From this, I'm guessing at some point in the SQL parser, someone used a like operator rather than checking for equality of variable names, and somehow as a result this syntax is triggering an undocumented or incomplete 'feature' in proc sql.
An example of the more general case:
options
msglevel = I
;
data aa;
do i=1 to 20;
m=i*5;
myvar_plus_suffix=30;
output;
end;
run;
data bb;
do i=10 to 20;
myvar=i*5;
output;
end;
run;
option DEBUG=JUNK ;
/*Incorrect sql command - column "yy" in not on "bb" table"*/
proc sql _method
_tree;
create table dd as
select *
from aa
where m in (select myvar_plus_suffix from bb)
;quit;
Here is a response from SAS support.
What you are seeing is related to column scoping in PROC SQL.
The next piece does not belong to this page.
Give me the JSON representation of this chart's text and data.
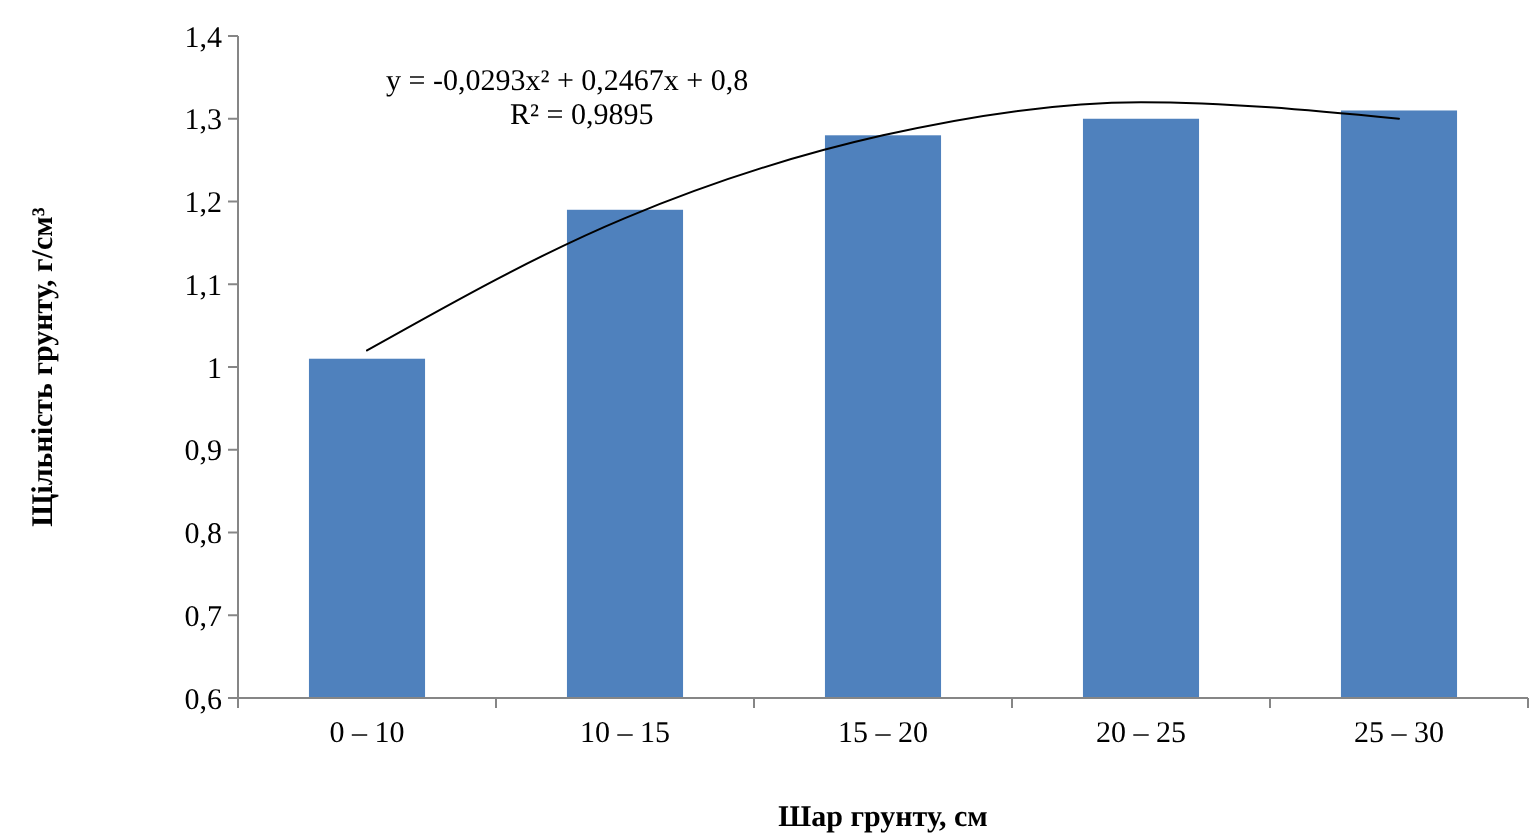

PROC SQL supports Corellated Subqueries. A Correlated Subquery references a column in the "outer" table which can then be compared to columns in the "inner" table. PROC SQL does not require that a fully qualified column name is used. As a result, if it sees a column in the subquery that does not exist in the inner table (the table referenced in the subquery), it looks for that column in the "outer" table and uses the value if it finds one.
If a fully qualified column name is used, the error you are expecting will occur such as the following:
proc sql;
create table dd as
select *
from aa as outer
where outer.m in (select inner.yyy from bb as inner);
quit;